For five innings, it looked as if the Indians were about to go winless on the homestand. Justin Masterson allowed five runs in 4 1-3 innings and Cleveland’s hitters were completely baffled by Angels starter Jerome Williams.

“The one thing we did was we kept playing,” manager Terry Francona said. “That’s the kind of team we have to be.”

Matt Albers (3-1) pitched 1 2-3 innings and Chris Perez recorded his 18th save as the Indians’ bullpen threw 4 2-3 scoreless innings.

Perez, who allowed four runs in the ninth to blow a save against Detroit in the first game of the homestand Monday, retired the side in order in the ninth.

The Indians had won 10 of 11 and were only three games behind Detroit in the American League Central when the week began, but were swept in a four-game series against the Tigers and lost the first two games to the Angels.

The Indians, who were outscored 42-21 on the homestand, trail Detroit by seven games as they begin a nine-game road trip that takes them to Minnesota, Oakland and Los Angeles.

Francona admitted he had a meeting with his players following Saturday night’s 7-2 loss, a game in which the Indians committed a season-high four errors. His message centered on the proper way to deal with frustration when things are going poorly.

“We can’t just show up,” Francona said. “We have to find a way to be better than the other team and play nine innings.”

The Indians looked sloppy and frustrated in the early going. Cabrera, who failed to make two plays in the second, was ejected in the bottom of the inning for arguing a strike call. Aviles replaced Cabrera at shortstop and made a throwing error in the fourth.

Josh Hamilton’s RBI single and Mark Trumbo’s run-scoring groundout in first gave the Angels a 2-0 lead. Mike Trout drove in two runs with a bases-loaded single in the second for the Angels, who came into town with a four-game losing streak.

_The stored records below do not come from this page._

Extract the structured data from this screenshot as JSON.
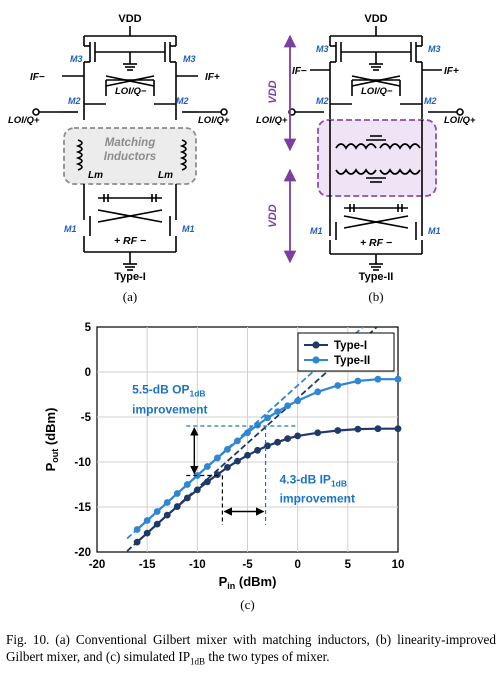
{
  "circuit_a": {
    "vdd": "VDD",
    "m3_left": "M3",
    "m3_right": "M3",
    "if_minus": "IF−",
    "if_plus": "IF+",
    "lo_center": "LOI/Q−",
    "lo_left": "LOI/Q+",
    "lo_right": "LOI/Q+",
    "m2_left": "M2",
    "m2_right": "M2",
    "matching_line1": "Matching",
    "matching_line2": "Inductors",
    "lm_left": "Lm",
    "lm_right": "Lm",
    "m1_left": "M1",
    "m1_right": "M1",
    "rf_label": "+ RF −",
    "type_label": "Type-I",
    "panel_label": "(a)"
  },
  "circuit_b": {
    "vdd": "VDD",
    "vdd_upper": "VDD",
    "vdd_lower": "VDD",
    "m3_left": "M3",
    "m3_right": "M3",
    "if_minus": "IF−",
    "if_plus": "IF+",
    "lo_center": "LOI/Q−",
    "lo_left": "LOI/Q+",
    "lo_right": "LOI/Q+",
    "m2_left": "M2",
    "m2_right": "M2",
    "m1_left": "M1",
    "m1_right": "M1",
    "rf_label": "+ RF −",
    "type_label": "Type-II",
    "panel_label": "(b)"
  },
  "chart_data": {
    "type": "line",
    "xlabel": "Pin (dBm)",
    "ylabel": "Pout (dBm)",
    "xlim": [
      -20,
      10
    ],
    "ylim": [
      -20,
      5
    ],
    "xticks": [
      -20,
      -15,
      -10,
      -5,
      0,
      5,
      10
    ],
    "yticks": [
      5,
      0,
      -5,
      -10,
      -15,
      -20
    ],
    "grid": true,
    "legend_position": "top-right",
    "series": [
      {
        "name": "Type-I",
        "color": "#1f3a68",
        "x": [
          -16,
          -15,
          -14,
          -13,
          -12,
          -11,
          -10,
          -9,
          -8,
          -7,
          -6,
          -5,
          -4,
          -3,
          -2,
          -1,
          0,
          2,
          4,
          6,
          8,
          10
        ],
        "y": [
          -18.9,
          -17.9,
          -16.9,
          -15.9,
          -14.95,
          -14.0,
          -13.1,
          -12.2,
          -11.4,
          -10.6,
          -9.9,
          -9.25,
          -8.7,
          -8.2,
          -7.8,
          -7.4,
          -7.1,
          -6.75,
          -6.5,
          -6.35,
          -6.3,
          -6.3
        ]
      },
      {
        "name": "Type-II",
        "color": "#2e86d4",
        "x": [
          -16,
          -15,
          -14,
          -13,
          -12,
          -11,
          -10,
          -9,
          -8,
          -7,
          -6,
          -5,
          -4,
          -3,
          -2,
          -1,
          0,
          2,
          4,
          6,
          8,
          10
        ],
        "y": [
          -17.5,
          -16.5,
          -15.5,
          -14.5,
          -13.5,
          -12.5,
          -11.5,
          -10.5,
          -9.55,
          -8.6,
          -7.65,
          -6.75,
          -5.9,
          -5.1,
          -4.4,
          -3.75,
          -3.2,
          -2.2,
          -1.5,
          -1.0,
          -0.8,
          -0.8
        ]
      }
    ],
    "extrapolation_lines": [
      {
        "series": "Type-I",
        "x": [
          -17,
          8
        ],
        "y": [
          -19.9,
          5.1
        ]
      },
      {
        "series": "Type-II",
        "x": [
          -17,
          7
        ],
        "y": [
          -18.5,
          5.5
        ]
      }
    ],
    "annotations": {
      "op1db_line1": "5.5-dB OP",
      "op1db_sub": "1dB",
      "op1db_line2": "improvement",
      "ip1db_line1": "4.3-dB IP",
      "ip1db_sub": "1dB",
      "ip1db_line2": "improvement",
      "op1db_low": -11.5,
      "op1db_high": -6.0,
      "ip1db_left": -7.5,
      "ip1db_right": -3.2,
      "ip1db_arrow_y": -15.5
    },
    "panel_label": "(c)"
  },
  "caption": {
    "fig_label": "Fig. 10.",
    "text_part1": " (a) Conventional Gilbert mixer with matching inductors, (b) linearity-improved Gilbert mixer, and (c) simulated IP",
    "text_sub": "1dB",
    "text_part2": " the two types of mixer."
  }
}
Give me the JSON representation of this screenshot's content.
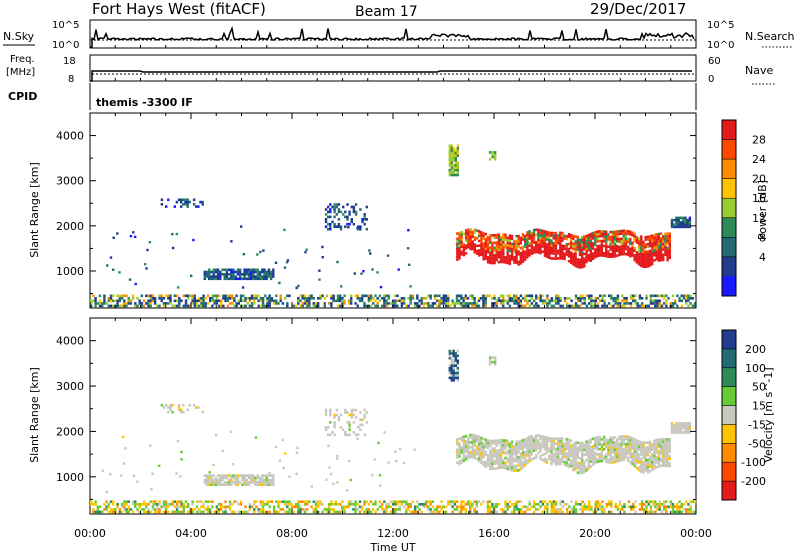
{
  "header": {
    "station": "Fort Hays West (fitACF)",
    "beam": "Beam 17",
    "date": "29/Dec/2017"
  },
  "top_panels": {
    "nsky_label": "N.Sky",
    "nsky_ticks_left": [
      "10^5",
      "10^0"
    ],
    "nsky_ticks_right": [
      "10^5",
      "10^0"
    ],
    "nsearch_label": "N.Search",
    "freq_label": "Freq.",
    "freq_unit": "[MHz]",
    "freq_ticks": [
      "18",
      "8"
    ],
    "nave_ticks": [
      "60",
      "0"
    ],
    "nave_label": "Nave",
    "cpid_label": "CPID",
    "cpid_value": "themis -3300 IF"
  },
  "chart_data": [
    {
      "type": "heatmap",
      "name": "Power",
      "ylabel": "Slant Range [km]",
      "xlabel": "Time UT",
      "ylim": [
        180,
        4500
      ],
      "xlim_hours": [
        0,
        24
      ],
      "yticks": [
        1000,
        2000,
        3000,
        4000
      ],
      "colorbar_label": "Power [dB]",
      "colorbar_ticks": [
        "28",
        "24",
        "20",
        "16",
        "12",
        "8",
        "4"
      ],
      "colorbar_colors": [
        "#e41a1c",
        "#ff4800",
        "#ff8c00",
        "#ffc400",
        "#9acd32",
        "#2e8b57",
        "#236b73",
        "#1f3d8a",
        "#1919ff"
      ],
      "echo_regions": [
        {
          "t0": 0.0,
          "t1": 24.0,
          "r0": 200,
          "r1": 480,
          "level": "mixed"
        },
        {
          "t0": 4.5,
          "t1": 7.3,
          "r0": 800,
          "r1": 1050,
          "level": "low"
        },
        {
          "t0": 2.8,
          "t1": 4.5,
          "r0": 2400,
          "r1": 2600,
          "level": "low"
        },
        {
          "t0": 9.3,
          "t1": 11.0,
          "r0": 1900,
          "r1": 2500,
          "level": "low"
        },
        {
          "t0": 14.5,
          "t1": 23.0,
          "r0": 1150,
          "r1": 1900,
          "level": "high"
        },
        {
          "t0": 23.0,
          "t1": 23.8,
          "r0": 1950,
          "r1": 2200,
          "level": "low"
        },
        {
          "t0": 14.2,
          "t1": 14.6,
          "r0": 3100,
          "r1": 3800,
          "level": "mid"
        },
        {
          "t0": 15.8,
          "t1": 16.1,
          "r0": 3450,
          "r1": 3650,
          "level": "mid"
        }
      ]
    },
    {
      "type": "heatmap",
      "name": "Velocity",
      "ylabel": "Slant Range [km]",
      "xlabel": "Time UT",
      "ylim": [
        180,
        4500
      ],
      "xlim_hours": [
        0,
        24
      ],
      "yticks": [
        1000,
        2000,
        3000,
        4000
      ],
      "colorbar_label": "Velocity [m s^-1]",
      "colorbar_ticks": [
        "200",
        "100",
        "50",
        "15",
        "-15",
        "-50",
        "-100",
        "-200"
      ],
      "colorbar_colors": [
        "#1f3d8a",
        "#236b73",
        "#2e8b57",
        "#66cc33",
        "#c8c8be",
        "#ffc400",
        "#ff8c00",
        "#ff4800",
        "#e41a1c"
      ],
      "echo_regions": [
        {
          "t0": 0.0,
          "t1": 24.0,
          "r0": 200,
          "r1": 480,
          "level": "mixed"
        },
        {
          "t0": 4.5,
          "t1": 7.3,
          "r0": 800,
          "r1": 1050,
          "level": "zero"
        },
        {
          "t0": 2.8,
          "t1": 4.5,
          "r0": 2400,
          "r1": 2600,
          "level": "zero"
        },
        {
          "t0": 9.3,
          "t1": 11.0,
          "r0": 1900,
          "r1": 2500,
          "level": "zero"
        },
        {
          "t0": 14.5,
          "t1": 23.0,
          "r0": 1150,
          "r1": 1900,
          "level": "zero"
        },
        {
          "t0": 23.0,
          "t1": 23.8,
          "r0": 1950,
          "r1": 2200,
          "level": "zero"
        },
        {
          "t0": 14.2,
          "t1": 14.6,
          "r0": 3100,
          "r1": 3800,
          "level": "neg"
        },
        {
          "t0": 15.8,
          "t1": 16.1,
          "r0": 3450,
          "r1": 3650,
          "level": "zero"
        }
      ]
    }
  ],
  "xaxis": {
    "ticks": [
      "00:00",
      "04:00",
      "08:00",
      "12:00",
      "16:00",
      "20:00",
      "00:00"
    ],
    "label": "Time UT"
  }
}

The second-inning rally began with one out when Hank Conger singled off Swisher’s glove at first. Cabrera couldn’t field Grant Green’s hard ground ball, which moved Conger to third. Masterson had a chance to get out of the inning when Conger was forced out at home on J.B. Shuck’s ground ball, but he walked Kole Calhoun to load the bases.

Trout grounded a 1-2 pitch to the left of Cabrera, who took a half step and made no attempt to dive for the ball. Green and Shuck scored on the play.

Cabrera wasn’t around much longer. Leading off the bottom of the inning, he stepped out of the box after taking a called second strike and exchanged words with plate umpire Vic Carapazza. He then struck out swinging, argued with the umpire again and was ejected. Cabrera flung his bat and helmet to the ground before going to the dugout.

Williams was in complete control going into the sixth. He retired 10 in a row before Bourn singled with two outs. Swisher’s drive cleared the wall in left and cut the lead to 5-2. After Jason Kipnis walked, Aviles homered into the bleachers in left, which finished Williams.

“Jerome showed so many good things out there today,” Angels manager Mike Scioscia said. “He pitched a strong game.”

NOTES: Angels OF Peter Bourjos (broken right wrist) will be recalled this week from his rehabilitation assignment at Triple-A Salt Lake. He has been on the 15-day disabled list since June 30. ... Angels LHP Jason Vargas (blood clot in armpit) threw a bullpen session before the game and could start Tuesday against the Yankees. ... The Angels wrap up their seven-game road trip with a four-game series against the Yankees. Los Angeles RHP Garrett Richardson (3-4) takes on New York RHP Hiroki Kuroda (10-7) in the opener Monday. ... Santana was back behind the plate for the first time since Thursday. He played first base Friday and was the designated hitter Saturday, allowing Yan Gomes to catch. ... The Indians begin their nine-game, 10-day road trip today in Minnesota. Cleveland RHP Danny Salazar (1-0) faces Twins LHP Andrew Albers (1-0) in a battle of top prospects in the three-game series opener.